Living-learning communities and villages are just one more option VCU students have when researching their housing options.
VCU currently offers freshmen the opportunity to move into same-interest villages and offers upperclassmen the chance to move into dorms focused on true “living-learning” experiences.
“The residential village program is geared towards freshmen as more of an interest-based community than a true living learning community, and the distinction is really the curricular component of it,” said Dave Fleming, the assistant director for residence education at VCU.
Freshmen self-select into the residential village programs through their housing application when they list their three dormitory preferences. Fleming said the sooner they complete their application, the more likely they can get into the villages.
“I think the big thing is how to maximize the space that we have in our residence halls to further these programs so that we blend the goals of the programs with our space in a way that’s effective,” Fleming said.
The artist’s colony is one of four residential village programs the school offers for housing to incoming freshmen.
Music major and sophomore Ajee Heartsfield lived in the artist’s colony in Johnson Hall in the 2012-2013 academic school year. This residential village is meant to house incoming freshman within the art school.
“I definitely enjoyed the artist colony especially coming into college not knowing very many people. I thought it was great that you’re around people that are somewhat like you but so very different at the same time,” Heartsfield said.
“We would all hang out in the hallways and people would help each other with art projects.

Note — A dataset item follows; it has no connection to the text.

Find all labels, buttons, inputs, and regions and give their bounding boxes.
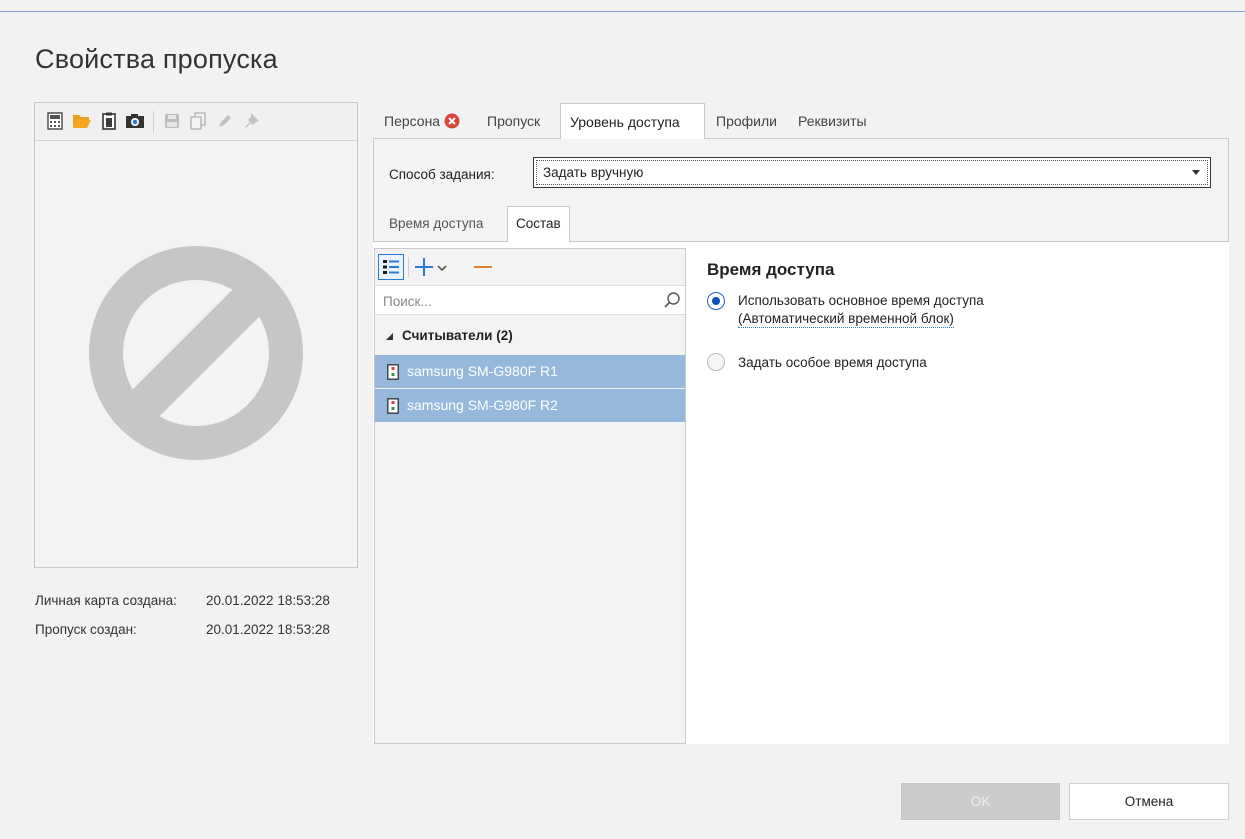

I thought it was a really good sense of camaraderie,” she said.
Heartsfield said she really enjoyed herself and would recommend for freshmen to live in the villages because they are a good way to meet people.
“It’s kind of hard to make friends if you’re in a big major and you don’t join a sorority or something but we all bonded with each other,” Heartsfield said.
The artist’s colony is the first three floors of Johnson Hall, which houses roughly 120 students. The other three villages include the doctor’s lounge for pre-med students, which has two floors in Brandt with room for 80 students, the clinical corner for health sciences and the board room for business students which each house 40 students in Brandt Hall as well.
Along with the freshman villages, VCU also has living-learning opportunities for upperclassmen. Currently there are two living learning communities that students can apply to: the Globe, which is tied to the Global Education Office, and ASPiRE, which is tied to community outreach.
“A lot of institutions are doing living-learning communities (and) villages, but the number and the breadth of departments and organizations that are involved in the conversations at VCU, I don’t know if that’s typical,” said Kevin Wade, the senior associate director of administrative services for residential life and housing.
“Having the provost’s office, the president’s office and the academic offices all interested and focused on it is something that as a VCU student is good to have.”
There are plans to add two new living-learning communities once construction on the two new dorms is completed. Wade said one of the new programs will focus on innovation and entrepreneurship in connection with the Da Vinci Program and engineering and the other is based on leadership which will be connected with the leadership program in Student Affairs.
Each building will hold roughly 200 people but it is undecided how much of the buildings will be open to people outside of the programs. Both West Grace North and South are not fully occupied by members of the Globe and ASPiRE, the two current living-learning communities.
One of the new buildings will face Broad and the other will face Grace Street. Like the West Grace buildings, these buildings will have classroom space for the members within each program.
“The greatest thing is that the more connected a student is with the community that they live in, the stronger the community in that hall is going to be, which makes VCU a stronger place and the more they’ll get out of it,” Wade said.
Mary Slade, the Executive Director of VCU ASPiRE said that as the first true living-learning community, ASPiRE focuses on what the community addresses as societal needs such as accessible and affordable housing, youth mentoring and quality K-12 education.
The first ASPiRE group will graduate this May from the program and the third group will move into the dorm this fall.
“I just think it’s a good way to experience campus life especially if you live off-campus,” Slade said. She added that students only get to experience their undergraduate experiences once, and should make the most of their time as a student.
Social work major and sophomore Lala Dozier and communication arts and junior Annette Allen will both graduate from ASPiRE this year.
During their time in the organization they participated in community service projects that included writing letters to receive grants for things such as a basketball court for children in Highland Park and a community garden within West Grace South.
“The wisdom that I’ve gained from being in the program, like how to administrate things and build connections with other people, or understanding Richmond better and just how cities function, was a pretty holistic experience. Honestly it went past service learning a lot,” Allen said.
Including Dozier, 24 of the graduating students will continue to help the incoming students and serve as mentors and leaders for them in the program.
“It’s a good opportunity to explore and it can also help your major as well. I’m a social work major and 100 hours of community service looks really great,” Dozier said. “It’s never a bad thing to get involved and join a living and learning community.”